由奈のラブレターをフトコロにかかえたままで。

その姿は、さながら 古代ギリシャの(戦勝を伝える)*伝令のようーーー。

はやく、翔くんに由奈からのラブレターを渡さないと。
明日の日曜日は、学校がなくて 翔くんに届けることができないから。

由奈は、風邪を引いてしまった。昨日から学校に来ていない。

綺羅と相談の上、怜は由奈が書いたラブレターをかかえた。自慢の、陸上部で鍛えた脚力で走り続けていた。

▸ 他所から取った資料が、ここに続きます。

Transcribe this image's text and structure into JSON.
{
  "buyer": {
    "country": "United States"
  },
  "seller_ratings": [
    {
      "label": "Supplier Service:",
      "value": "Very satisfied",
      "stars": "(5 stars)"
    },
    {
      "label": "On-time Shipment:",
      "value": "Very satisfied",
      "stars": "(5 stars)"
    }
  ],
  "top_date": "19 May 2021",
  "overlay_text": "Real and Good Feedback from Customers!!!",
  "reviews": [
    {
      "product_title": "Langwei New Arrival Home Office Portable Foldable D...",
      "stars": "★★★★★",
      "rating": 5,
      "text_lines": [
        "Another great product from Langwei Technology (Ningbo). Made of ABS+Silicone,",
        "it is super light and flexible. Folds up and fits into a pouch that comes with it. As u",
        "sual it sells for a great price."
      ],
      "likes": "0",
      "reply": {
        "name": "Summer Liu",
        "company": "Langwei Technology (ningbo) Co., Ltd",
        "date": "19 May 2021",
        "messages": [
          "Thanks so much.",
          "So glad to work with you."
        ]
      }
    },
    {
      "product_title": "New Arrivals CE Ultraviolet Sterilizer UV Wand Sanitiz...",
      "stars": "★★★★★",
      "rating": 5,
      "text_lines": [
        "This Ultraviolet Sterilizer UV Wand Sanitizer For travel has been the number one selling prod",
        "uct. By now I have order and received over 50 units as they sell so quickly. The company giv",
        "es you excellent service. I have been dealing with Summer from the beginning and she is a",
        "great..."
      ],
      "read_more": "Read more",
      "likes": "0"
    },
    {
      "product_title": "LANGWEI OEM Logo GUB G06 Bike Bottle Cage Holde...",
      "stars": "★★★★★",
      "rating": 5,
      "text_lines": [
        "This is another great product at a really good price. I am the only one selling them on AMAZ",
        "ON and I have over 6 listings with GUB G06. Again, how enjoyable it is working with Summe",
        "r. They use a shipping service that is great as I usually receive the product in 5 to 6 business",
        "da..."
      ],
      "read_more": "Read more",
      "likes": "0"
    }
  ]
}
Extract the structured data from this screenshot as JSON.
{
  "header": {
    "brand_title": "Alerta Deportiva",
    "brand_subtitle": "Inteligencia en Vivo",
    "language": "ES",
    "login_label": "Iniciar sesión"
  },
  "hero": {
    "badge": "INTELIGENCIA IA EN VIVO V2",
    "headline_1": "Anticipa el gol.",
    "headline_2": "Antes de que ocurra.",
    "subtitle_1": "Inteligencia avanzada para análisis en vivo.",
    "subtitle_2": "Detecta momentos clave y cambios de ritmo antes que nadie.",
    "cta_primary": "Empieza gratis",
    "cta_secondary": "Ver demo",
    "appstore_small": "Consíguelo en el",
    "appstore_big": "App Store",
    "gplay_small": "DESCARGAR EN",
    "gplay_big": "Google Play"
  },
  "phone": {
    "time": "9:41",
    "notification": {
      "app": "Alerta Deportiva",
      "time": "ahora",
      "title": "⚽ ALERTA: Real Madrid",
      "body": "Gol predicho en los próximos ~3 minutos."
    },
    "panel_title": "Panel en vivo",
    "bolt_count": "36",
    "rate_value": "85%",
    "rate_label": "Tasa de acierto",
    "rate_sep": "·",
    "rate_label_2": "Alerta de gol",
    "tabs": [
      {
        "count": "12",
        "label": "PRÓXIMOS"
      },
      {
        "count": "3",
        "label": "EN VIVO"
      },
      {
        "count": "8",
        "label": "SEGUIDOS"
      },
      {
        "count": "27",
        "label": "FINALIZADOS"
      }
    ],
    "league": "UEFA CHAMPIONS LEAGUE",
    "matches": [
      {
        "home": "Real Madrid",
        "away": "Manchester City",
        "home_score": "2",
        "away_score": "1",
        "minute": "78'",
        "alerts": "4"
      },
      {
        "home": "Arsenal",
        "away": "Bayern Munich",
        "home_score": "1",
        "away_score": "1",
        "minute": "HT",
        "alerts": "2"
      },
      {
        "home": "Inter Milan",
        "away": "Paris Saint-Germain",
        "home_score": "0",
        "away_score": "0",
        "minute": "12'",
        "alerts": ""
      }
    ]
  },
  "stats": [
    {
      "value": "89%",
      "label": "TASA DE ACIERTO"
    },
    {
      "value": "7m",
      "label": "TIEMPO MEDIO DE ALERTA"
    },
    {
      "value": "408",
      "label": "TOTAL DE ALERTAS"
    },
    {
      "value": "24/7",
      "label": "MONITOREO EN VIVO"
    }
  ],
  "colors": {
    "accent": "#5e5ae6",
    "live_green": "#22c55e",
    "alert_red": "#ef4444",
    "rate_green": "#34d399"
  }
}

クラス替えで、由奈と翔くんが離れ離れになるまで、あと1週間。

告白する機会は、あと1週間。

まだ 学校の 放送部に翔くんは、残っている。

もうすぐ、日が暮れる。

怜は、道に転がっていた石で大きく転んだ。

「うう……、由奈。あんたの為に、手紙は届けるよ」

怜は、汗にまみれた おかっぱ頭を風になびかせた。
ゼイゼイあえいで、再び立ち上がった。

夕方までに。
夕方までに。

……走れメロスのよう……。

(うーん……、こんな運動も来年度の陸上の大会に活かせそうだ)。

怜は、けっこう物事を計算する。なんでも、自分のカテにして考えてしまう。
だから、陸上で他に抜きん出て 選抜に選ばれているのかも。

由奈は、怜に走っていかせるなら、自分で行くよ、と言っていたが、
(そんなん、ムリムリ、風邪引いてるのに。ゆっくりして)
と、由奈の傍に綺羅を残しながら、怜は伝令に立候補した。

今頃は、台所を借りた綺羅が、由奈の為にシュークリームを焼いている。
綺羅は、この間 食べさせられなかったシュークリームを由奈に食べさせたいのだ。

由奈は、不思議な子だ。
親戚も、周りの子も、いい人たちが集まりすぎる。
不思議な縁を呼ぶ子だった。

由奈が連れてきた知り合いは、なぜか 皆 いい人で、温かかった。新しい友達だった怜や綺羅を、かつてからの友のように 簡単に受け入れてくれた。
陰口言わない、無責任な噂はしない、変なプライドで競争意識を持たない、いい人ばかりだった。

由奈自身が、
「自分は、昔 すごい悪い性格だったから、直そう、直そうとしてきた」
そして
「最初、友だち少なかったのに、そのうちいい人が、集まるようになってきた」
と、言った。
怜が、
(悪い性格だったの? )と、訊くと、
「うん、いじめっ子だったんだ」
と、話した。
(ええー!? うそー!! )
と、綺羅と怜は、応えた。そんなふうに見えないのだ。
由奈は、
「うん、幼稚園を登園拒否した子もいたよ? 」
と、とても申し訳なさそうに顔を伏せて言った。
怜は、信じなかった。
勘違いだ、
由奈の思い込みだ。
そう思って、綺羅と顔を見合わせた。

虫もつぶせない、いつも ぼーっとしてて、皆んなのためばかり考えている由奈が、人をいじめるなんてことは、できない。
いや、不可能。

……学校に走り込んだ。
そして、放送室の戸を叩いて……。

返事はない……。
誰もいない……。

腕時計をチェックすると、
午後6時55分。
放送部も帰る時間だった。

(校門閉まる! 早く帰ろう……)


……「走れメロス」作戦、失敗。



             つづく

*古代ギリシャの話で、昔、ペルシャの大軍に勝利したギリシャ軍の伝令が、休みなしで約40キロ離れた首都アテナまで伝令に走り、勝利を報告して息を引き取った。
第1回オリンピックマラソンは、このことを偲んで開催されたという。